Debt ceiling hasn’t slowed government spending
By Matthew Gagnon
Another debt ceiling showdown is coming in Congress, and I don’t care.
Coming from me, this may sound a bit surprising, given how often I use my column to rail against excessive spending and debt, and demand our feckless leaders do something to address our unbalanced government books. Actually, you’d be hard-pressed to find anyone who is more concerned with the nation’s yearly deficit and overall debt burden than me. My ever-increasing disgust with the failure of Washington to deal with this problem is turning me into something pretty close to a one-issue voter, actually.

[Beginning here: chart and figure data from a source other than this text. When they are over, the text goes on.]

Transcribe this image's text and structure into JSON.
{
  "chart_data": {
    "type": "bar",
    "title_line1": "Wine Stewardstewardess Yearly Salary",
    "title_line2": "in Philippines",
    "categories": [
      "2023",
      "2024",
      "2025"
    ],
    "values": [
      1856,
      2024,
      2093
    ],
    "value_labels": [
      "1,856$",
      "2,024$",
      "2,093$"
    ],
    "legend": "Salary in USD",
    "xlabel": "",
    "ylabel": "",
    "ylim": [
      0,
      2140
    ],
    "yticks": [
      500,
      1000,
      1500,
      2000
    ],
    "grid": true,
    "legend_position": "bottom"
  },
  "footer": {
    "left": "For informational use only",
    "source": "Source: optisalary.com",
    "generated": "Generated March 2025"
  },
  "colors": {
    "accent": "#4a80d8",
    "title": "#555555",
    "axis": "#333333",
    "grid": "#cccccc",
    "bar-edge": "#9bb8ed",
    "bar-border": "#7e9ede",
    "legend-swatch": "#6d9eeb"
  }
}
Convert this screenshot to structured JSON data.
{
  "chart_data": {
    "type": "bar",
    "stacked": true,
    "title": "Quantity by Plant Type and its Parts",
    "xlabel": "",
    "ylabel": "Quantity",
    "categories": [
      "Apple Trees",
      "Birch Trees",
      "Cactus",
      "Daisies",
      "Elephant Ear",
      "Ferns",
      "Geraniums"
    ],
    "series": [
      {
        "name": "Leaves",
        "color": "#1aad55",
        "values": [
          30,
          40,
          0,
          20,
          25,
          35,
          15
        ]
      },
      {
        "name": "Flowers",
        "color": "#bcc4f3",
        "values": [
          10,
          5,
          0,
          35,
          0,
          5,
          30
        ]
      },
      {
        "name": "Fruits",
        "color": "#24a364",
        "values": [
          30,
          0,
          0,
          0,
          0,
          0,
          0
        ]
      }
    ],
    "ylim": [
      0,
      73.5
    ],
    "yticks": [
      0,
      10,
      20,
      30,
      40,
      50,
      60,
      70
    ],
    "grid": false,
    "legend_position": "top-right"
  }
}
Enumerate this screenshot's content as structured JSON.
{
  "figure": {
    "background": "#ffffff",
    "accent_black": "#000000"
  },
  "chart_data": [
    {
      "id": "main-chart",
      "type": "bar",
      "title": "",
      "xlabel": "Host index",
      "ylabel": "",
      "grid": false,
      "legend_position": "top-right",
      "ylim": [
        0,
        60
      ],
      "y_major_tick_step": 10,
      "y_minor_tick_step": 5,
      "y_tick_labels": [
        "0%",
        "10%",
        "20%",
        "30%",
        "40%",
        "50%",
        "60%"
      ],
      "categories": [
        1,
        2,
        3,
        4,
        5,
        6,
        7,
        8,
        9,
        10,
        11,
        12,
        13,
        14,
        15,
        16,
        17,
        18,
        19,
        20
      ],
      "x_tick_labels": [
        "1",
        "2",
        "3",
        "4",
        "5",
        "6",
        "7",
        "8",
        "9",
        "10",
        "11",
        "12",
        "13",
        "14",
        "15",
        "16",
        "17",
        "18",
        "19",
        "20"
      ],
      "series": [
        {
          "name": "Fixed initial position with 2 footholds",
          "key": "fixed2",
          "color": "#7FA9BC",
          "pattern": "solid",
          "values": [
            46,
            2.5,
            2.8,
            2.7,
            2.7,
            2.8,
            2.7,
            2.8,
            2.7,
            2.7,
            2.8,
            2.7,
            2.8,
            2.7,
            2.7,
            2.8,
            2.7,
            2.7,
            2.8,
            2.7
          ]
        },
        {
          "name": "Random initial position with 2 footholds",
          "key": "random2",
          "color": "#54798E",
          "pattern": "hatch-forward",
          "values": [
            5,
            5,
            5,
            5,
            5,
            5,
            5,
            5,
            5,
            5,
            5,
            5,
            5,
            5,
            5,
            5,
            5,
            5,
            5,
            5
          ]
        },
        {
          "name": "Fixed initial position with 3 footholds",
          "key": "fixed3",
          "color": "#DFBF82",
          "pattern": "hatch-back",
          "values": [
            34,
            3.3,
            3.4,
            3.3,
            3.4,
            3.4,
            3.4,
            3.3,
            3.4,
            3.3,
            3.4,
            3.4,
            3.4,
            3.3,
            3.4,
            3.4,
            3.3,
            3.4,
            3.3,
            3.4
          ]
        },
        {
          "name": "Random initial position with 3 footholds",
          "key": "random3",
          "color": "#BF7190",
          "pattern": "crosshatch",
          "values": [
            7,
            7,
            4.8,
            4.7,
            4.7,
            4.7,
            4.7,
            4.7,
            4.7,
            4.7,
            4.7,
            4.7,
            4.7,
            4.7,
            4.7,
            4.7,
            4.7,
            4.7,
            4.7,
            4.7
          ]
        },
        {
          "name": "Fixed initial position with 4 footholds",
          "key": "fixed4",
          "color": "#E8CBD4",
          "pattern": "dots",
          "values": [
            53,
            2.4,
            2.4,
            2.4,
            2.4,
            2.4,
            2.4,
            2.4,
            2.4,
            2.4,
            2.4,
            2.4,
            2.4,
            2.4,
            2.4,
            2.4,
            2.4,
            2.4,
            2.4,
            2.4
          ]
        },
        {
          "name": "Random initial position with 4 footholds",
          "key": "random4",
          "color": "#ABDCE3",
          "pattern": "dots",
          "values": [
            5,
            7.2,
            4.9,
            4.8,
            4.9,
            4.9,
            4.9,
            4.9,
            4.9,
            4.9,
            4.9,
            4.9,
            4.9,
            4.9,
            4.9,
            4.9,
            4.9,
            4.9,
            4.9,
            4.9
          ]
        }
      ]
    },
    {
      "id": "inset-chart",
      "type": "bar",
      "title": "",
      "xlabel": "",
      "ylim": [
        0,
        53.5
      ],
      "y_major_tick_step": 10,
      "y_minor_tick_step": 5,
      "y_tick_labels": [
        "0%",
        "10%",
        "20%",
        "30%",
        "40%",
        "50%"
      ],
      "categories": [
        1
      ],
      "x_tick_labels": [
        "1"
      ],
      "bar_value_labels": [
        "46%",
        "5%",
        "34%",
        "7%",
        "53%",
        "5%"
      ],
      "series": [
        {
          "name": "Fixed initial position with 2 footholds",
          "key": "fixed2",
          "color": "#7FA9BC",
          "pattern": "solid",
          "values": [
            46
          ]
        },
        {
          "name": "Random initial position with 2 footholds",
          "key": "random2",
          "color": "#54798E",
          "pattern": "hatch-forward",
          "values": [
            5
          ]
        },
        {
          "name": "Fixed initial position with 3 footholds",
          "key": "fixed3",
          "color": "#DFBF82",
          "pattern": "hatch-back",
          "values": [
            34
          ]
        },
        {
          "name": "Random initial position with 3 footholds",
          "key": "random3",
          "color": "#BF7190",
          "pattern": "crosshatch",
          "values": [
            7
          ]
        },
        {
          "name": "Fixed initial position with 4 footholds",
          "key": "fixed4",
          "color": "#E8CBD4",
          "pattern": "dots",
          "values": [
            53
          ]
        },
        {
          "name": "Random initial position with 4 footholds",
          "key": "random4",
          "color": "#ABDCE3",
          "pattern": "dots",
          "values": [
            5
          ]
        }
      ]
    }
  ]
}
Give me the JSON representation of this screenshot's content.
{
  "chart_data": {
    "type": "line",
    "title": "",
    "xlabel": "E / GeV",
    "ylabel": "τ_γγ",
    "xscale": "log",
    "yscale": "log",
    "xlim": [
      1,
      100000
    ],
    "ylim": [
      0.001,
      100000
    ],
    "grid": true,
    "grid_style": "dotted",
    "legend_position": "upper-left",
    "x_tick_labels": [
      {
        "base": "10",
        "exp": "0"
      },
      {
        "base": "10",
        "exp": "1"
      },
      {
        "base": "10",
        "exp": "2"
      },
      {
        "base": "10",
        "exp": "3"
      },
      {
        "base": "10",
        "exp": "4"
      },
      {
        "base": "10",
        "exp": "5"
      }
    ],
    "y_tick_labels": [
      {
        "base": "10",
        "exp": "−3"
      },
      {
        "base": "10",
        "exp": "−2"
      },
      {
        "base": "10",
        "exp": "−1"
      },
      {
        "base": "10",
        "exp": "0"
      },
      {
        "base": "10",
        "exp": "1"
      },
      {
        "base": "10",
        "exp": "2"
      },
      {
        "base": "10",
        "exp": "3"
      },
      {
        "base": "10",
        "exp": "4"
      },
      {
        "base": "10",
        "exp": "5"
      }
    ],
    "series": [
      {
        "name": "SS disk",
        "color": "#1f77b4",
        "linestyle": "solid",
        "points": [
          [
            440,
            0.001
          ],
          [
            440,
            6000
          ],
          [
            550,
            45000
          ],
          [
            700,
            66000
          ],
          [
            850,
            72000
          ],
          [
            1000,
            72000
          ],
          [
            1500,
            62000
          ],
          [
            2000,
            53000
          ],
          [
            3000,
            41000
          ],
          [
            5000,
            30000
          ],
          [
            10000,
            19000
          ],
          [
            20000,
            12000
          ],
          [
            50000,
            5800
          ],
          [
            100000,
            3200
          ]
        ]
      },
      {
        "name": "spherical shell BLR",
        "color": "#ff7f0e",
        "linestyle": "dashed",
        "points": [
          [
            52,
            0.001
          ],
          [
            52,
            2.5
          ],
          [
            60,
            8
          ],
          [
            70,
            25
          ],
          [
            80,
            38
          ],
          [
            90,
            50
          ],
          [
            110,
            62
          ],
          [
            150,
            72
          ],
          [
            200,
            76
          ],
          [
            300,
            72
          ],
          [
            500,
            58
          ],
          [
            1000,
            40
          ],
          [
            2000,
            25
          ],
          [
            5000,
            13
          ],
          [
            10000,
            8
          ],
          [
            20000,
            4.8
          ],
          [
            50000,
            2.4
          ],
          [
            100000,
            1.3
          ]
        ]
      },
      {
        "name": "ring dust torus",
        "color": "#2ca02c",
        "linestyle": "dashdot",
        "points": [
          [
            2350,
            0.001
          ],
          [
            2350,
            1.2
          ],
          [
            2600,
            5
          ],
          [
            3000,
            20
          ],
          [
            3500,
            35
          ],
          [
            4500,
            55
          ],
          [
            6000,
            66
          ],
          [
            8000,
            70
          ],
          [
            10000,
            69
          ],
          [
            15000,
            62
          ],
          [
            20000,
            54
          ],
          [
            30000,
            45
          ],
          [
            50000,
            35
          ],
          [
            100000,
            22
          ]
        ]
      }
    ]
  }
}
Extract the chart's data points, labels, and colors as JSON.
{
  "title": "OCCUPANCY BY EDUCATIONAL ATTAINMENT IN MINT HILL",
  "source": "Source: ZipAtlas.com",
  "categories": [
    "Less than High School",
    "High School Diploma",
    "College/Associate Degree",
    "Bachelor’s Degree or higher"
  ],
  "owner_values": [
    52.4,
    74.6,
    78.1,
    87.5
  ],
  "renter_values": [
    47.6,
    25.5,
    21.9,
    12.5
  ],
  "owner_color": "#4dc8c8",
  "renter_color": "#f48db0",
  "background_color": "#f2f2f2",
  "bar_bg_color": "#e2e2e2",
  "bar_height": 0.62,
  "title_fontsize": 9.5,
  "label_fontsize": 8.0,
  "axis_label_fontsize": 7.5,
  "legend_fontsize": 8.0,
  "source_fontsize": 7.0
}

The sad thing, though, is that as I care more and more about the issue, it has become clear to me that I don’t really have anyone to vote for. Democrats are an absolute train wreck on spending, but their supposed right-wing rivals have demonstrated time and time again that they are nearly as bad, if not occasionally worse. There is no recognition of that fact in either, though, as they lob ridiculous claims at one another seeking to deflect blame.
Democrats like to claim that Republican presidents have added more debt than Democrats, while their own chief executives have demonstrated a more responsible approach to the budget. This analysis conveniently ignores the role that Congress, which has the constitutional authority to initiate spending bills and pass a budget, has in the presidential record books.
Ronald Reagan, for instance, met resistance from House Democrats during his eight years in office in his desire to pair defense spending increases with government reform elsewhere. Likewise, the decreasing deficit and eventual surplus seen under Bill Clinton coincided with an adversarial Republican Congress demanding fiscal discipline that Clinton objected to.
Republicans, on the other hand, like to pretend that they are deficit hawks, but their fiery rhetoric is nothing more than theater. President George W. Bush campaigned on a fiscally conservative platform, and then proceeded to plunge the nation deeply into debt to fight the war on terrorism. After Bush’s successor, Barack Obama, presided over an even more troubling increase in debt, the tea party movement swept an entire generation of Republican leaders to power with promises to do something about it. They did absolutely nothing.
The most recent Republican president, Donald Trump promised in his 2016 campaign to tackle the debt head-on. “We’ve got to get rid of the $19 trillion in debt,” he told journalist Bob Woodward in April of that year. “I think I could do it fairly quickly,” he continued, “I would say over a period of eight years.” Nothing of the kind happened, as the deficit soared under Trump, with the assistance of Republican and Democratic congresses. It increased to roughly $1 trillion before COVID-19, and spiked to more than $3 trillion the next year.
The failure compounds itself every time a new president is sworn into office. Joe Biden proposed a $4 trillion spending bill within his first 100 days of taking office. In just the first six months of fiscal year 2023, the federal deficit has already eclipsed $1 trillion, with projections forecasting it will hit $1.4 trillion or more by the end. Count on more.
Enter the looming debt ceiling fight.
House Speaker Kevin McCarthy made a speech to the New York Stock Exchange on Monday outlining the Republican priorities for negotiations with the White House. You heard the same things you always hear: Debt is bad, we have to do something about it, “the other guy” isn’t serious, but we are. Undoubtedly Biden and his Democratic allies in Congress will say much the same.
Eventually, they will come to some sort of agreement to fund the government and raise the debt ceiling. They always do. The speaker will pat himself on the back for exacting “real concessions” that make the debt situation better. The president will say much the same, probably lauding the parties involved for coming to “compromise” and working together.
But I’ve seen this movie before, and it never makes anything better. The debt ceiling was created in 1917, when the debt was $5.7 billion (which is about $130.7 billion in today’s dollars). Since it was instituted, the debt has now ballooned to nearly $31.5 trillion.
All the debt ceiling debate has done is give politicians the opportunity to lie to us and grandstand about an issue they like to pretend they care about, but do nothing to fix. Honestly, we would probably be better off without it.
Gagnon of Yarmouth is the chief executive officer of the Maine Policy Institute, a free market policy think tank based in Portland. A Hampden native, he previously served as a senior strategist for the Republican Governors Association in Washington, D.C.